Molecular Dynamic Simulation of Crude Oil (SARA) Water Flooding Mechanisms under Different Driving Forces in Oleophilic Pore Channels
WG Ma and RL Ma and P Wang, GEOFLUIDS, 2022, 7359440 (2022).
This study investigates the variation of crude oil density distribution with water flooding time for different driving force conditions in the oleophilic pore channel. We used molecular dynamic simulations to analyze the dynamic processes of transport and attachment of crude oil molecules in the pore channel under different driving forces. Oil molecule density distribution pattern during water flooding is of great significance to explore the water flooding mechanism. We studied the oil-water and oil-wall interaction energy. The oil-water interaction energy increased slightly with the increase in the driving forces. The oil-wall interaction energy grew with the increase in the driving forces between 0.001 kcal/(mol center dot angstrom) and 0.003 kcal/(mol center dot angstrom). When the driving forces increased to 0.004 kcal/(mol center dot angstrom) and 0.005 kcal/(mol center dot angstrom), the oil- wall interaction energy increased with the increase in the driving forces. After 0.003 kcal/(mol center dot angstrom), the oil-wall interaction energy decreases to different degrees. Then, we conducted the RDF analysis to compare the changes of peak value on the RDF between the crude oil and the hydrogen atoms in the wall at distinct moments of time for the three driving forces. We can see that the peak is constant between 5 angstrom and 6 angstrom as the driving forces increase. We also analyzed the number density of the crude oil and found that the difference in the number density of the crude oil molecules attached to the two sides of the wall becomes more pronounced as the driving forces are accumulated.
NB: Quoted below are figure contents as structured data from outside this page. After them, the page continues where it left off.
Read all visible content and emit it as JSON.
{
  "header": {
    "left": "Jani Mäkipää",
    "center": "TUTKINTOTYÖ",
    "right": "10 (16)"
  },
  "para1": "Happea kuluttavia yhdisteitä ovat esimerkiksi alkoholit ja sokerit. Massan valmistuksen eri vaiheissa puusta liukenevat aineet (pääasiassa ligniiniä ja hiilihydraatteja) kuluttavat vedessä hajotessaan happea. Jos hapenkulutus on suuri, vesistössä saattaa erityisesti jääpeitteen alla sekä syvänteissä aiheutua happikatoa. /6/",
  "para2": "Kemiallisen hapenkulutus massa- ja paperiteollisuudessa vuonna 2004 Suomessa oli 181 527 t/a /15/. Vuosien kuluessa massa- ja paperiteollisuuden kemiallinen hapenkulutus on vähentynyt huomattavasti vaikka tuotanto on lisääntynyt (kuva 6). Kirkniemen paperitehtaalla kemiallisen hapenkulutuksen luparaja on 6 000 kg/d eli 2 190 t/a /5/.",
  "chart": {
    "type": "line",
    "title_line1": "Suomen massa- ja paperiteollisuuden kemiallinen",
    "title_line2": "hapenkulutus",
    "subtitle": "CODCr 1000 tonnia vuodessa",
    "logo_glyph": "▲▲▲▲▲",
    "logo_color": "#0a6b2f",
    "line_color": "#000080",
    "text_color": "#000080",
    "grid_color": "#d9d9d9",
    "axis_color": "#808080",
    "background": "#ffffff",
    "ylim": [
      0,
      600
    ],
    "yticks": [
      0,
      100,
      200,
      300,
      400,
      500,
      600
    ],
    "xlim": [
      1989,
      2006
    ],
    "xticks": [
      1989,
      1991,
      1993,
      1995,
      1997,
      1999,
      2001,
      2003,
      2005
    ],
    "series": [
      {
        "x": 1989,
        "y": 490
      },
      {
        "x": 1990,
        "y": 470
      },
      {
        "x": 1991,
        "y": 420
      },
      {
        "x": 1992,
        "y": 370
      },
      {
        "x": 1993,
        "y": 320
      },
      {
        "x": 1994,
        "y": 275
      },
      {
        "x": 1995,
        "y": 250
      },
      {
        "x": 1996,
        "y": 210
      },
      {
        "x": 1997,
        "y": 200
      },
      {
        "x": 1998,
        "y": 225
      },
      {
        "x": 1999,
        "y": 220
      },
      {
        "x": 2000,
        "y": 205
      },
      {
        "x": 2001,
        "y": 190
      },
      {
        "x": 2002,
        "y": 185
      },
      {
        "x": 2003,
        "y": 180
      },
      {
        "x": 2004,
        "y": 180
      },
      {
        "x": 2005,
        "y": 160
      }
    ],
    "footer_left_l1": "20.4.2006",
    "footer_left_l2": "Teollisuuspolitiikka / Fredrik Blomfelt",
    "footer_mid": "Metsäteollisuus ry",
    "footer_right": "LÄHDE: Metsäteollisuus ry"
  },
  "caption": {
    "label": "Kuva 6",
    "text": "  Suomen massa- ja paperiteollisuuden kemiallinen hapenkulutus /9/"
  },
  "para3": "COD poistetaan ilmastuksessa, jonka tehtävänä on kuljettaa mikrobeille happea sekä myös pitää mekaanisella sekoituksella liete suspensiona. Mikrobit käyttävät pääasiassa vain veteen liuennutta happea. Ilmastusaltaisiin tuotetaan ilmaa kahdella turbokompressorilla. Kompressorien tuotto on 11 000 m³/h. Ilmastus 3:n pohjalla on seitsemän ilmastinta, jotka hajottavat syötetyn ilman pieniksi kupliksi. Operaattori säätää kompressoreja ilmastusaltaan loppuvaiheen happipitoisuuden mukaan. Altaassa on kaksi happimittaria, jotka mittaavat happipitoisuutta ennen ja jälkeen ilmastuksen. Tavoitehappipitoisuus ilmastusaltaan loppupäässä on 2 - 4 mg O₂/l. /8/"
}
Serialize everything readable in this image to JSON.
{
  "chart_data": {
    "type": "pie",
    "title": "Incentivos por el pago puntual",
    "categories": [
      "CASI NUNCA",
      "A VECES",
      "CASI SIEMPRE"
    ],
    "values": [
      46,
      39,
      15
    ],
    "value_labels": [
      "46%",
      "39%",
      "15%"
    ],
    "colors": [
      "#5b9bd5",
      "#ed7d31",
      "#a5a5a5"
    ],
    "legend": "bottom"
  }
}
The plot of the center-of-mass velocity at different driving forces shows the decrease in center-of-mass velocity as the driving forces increase. We also provided graphs of oil density distribution and the velocity distribution at each moment. Those graphs clearly demonstrated that the side of the wall with more crude oil attached attracts oil droplets; then, the water gradually piled the crude oil up to form oil clusters. High-speed water molecules will strip the oil molecules in the middle of the pore.